- 33°48′49″S 151°00′19″E﻿ / ﻿33.8135°S 151.0052°E
- Location: 2 Horwood Place, Parramatta, City of Parramatta, New South Wales, Australia

History
- Built: c. 1930s

New South Wales Heritage Register
- Official name: Redcoats Mess House
- Type: State heritage (complex / group)
- Designated: 2 April 1999
- Reference no.: 218
- Type: Staff Accommodation
- Category: Law Enforcement

= Redcoats Mess House =

Redcoats Mess House is a heritage-listed former military mess and now commercial building at 2 Horwood Place, Parramatta, City of Parramatta, New South Wales, Australia. It was added to the New South Wales State Heritage Register on 2 April 1999.

== History ==

The Redcoats Mess House was built in the mid-1830s as a mess hall and catering establishment for military officers stationed in the Parramatta district. It is now used for commercial purposes.

== Description ==
The Redcoats Mess House is a two-storey gabled building with a rectangular plan running north–south. It has painted Flemish bond brickwork with iron roof. The southern portion is slightly higher than the rest of the building. It has small paned sash windows.

== Heritage listing ==
Evidence of the major role of colonial and state government in Parramatta. Site possesses potential to contribute to an understanding early urban development in Parramatta.

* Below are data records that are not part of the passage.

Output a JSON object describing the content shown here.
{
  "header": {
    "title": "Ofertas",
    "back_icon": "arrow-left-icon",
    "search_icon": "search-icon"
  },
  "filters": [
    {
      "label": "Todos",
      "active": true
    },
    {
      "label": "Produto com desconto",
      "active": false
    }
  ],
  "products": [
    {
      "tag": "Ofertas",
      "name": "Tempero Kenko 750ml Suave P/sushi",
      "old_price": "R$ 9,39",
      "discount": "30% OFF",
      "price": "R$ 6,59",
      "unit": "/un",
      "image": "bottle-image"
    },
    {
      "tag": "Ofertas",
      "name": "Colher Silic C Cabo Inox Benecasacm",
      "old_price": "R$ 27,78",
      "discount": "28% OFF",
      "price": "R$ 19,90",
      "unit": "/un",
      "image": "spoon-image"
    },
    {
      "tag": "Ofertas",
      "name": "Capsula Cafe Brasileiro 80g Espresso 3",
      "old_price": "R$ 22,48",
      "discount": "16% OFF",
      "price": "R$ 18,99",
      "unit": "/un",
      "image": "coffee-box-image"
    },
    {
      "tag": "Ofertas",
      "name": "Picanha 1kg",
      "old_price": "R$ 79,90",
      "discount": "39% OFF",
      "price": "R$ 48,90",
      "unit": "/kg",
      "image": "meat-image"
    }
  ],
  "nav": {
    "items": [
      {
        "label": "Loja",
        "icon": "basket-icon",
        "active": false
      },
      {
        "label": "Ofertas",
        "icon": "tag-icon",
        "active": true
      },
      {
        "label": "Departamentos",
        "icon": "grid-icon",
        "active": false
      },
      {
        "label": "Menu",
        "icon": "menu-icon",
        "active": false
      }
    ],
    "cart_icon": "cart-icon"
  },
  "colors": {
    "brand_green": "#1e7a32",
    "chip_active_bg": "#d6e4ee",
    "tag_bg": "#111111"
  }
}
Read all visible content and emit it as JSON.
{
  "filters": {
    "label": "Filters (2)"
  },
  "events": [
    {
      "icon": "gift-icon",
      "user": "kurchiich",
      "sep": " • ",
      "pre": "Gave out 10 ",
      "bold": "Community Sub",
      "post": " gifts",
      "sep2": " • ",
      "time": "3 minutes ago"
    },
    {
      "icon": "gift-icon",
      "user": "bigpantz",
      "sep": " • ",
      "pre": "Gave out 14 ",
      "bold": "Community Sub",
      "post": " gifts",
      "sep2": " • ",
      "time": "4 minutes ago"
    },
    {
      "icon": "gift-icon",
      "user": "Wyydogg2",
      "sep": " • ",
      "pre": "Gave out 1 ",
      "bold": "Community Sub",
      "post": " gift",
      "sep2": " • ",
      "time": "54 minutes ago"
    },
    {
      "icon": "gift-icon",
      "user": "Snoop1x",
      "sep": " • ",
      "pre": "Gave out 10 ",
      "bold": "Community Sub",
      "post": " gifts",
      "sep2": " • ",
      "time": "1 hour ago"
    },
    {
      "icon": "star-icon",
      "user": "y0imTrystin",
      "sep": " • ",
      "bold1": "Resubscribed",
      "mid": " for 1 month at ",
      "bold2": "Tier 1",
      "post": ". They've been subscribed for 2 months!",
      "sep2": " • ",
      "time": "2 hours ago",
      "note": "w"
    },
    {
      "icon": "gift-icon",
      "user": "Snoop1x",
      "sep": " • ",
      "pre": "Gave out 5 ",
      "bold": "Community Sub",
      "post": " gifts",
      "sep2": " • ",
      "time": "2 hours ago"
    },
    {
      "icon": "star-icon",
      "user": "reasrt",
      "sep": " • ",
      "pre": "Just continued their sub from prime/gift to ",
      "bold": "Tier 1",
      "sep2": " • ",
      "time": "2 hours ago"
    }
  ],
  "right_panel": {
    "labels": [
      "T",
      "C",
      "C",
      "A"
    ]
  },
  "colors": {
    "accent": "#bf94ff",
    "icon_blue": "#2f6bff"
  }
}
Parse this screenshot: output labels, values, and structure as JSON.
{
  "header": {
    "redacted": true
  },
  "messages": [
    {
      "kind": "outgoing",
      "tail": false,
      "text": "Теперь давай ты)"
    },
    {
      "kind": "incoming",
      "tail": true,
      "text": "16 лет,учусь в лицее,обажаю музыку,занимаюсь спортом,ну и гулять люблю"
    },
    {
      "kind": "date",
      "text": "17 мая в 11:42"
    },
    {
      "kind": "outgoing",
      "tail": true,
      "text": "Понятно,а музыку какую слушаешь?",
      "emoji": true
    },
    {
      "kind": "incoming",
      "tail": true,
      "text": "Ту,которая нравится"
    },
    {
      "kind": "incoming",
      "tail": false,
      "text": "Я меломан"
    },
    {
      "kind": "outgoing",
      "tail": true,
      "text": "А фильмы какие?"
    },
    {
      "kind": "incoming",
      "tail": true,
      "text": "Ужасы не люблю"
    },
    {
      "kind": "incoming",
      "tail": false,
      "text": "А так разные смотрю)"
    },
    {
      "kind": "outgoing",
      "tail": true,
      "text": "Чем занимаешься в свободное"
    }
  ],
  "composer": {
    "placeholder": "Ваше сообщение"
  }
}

Redcoats Mess House was listed on the New South Wales State Heritage Register on 2 April 1999 having satisfied the following criteria.

The place is important in demonstrating the course, or pattern, of cultural or natural history in New South Wales.

This item historically significant.

The place has potential to yield information that will contribute to an understanding of the cultural or natural history of New South Wales.

This item is technically or scientifically significant.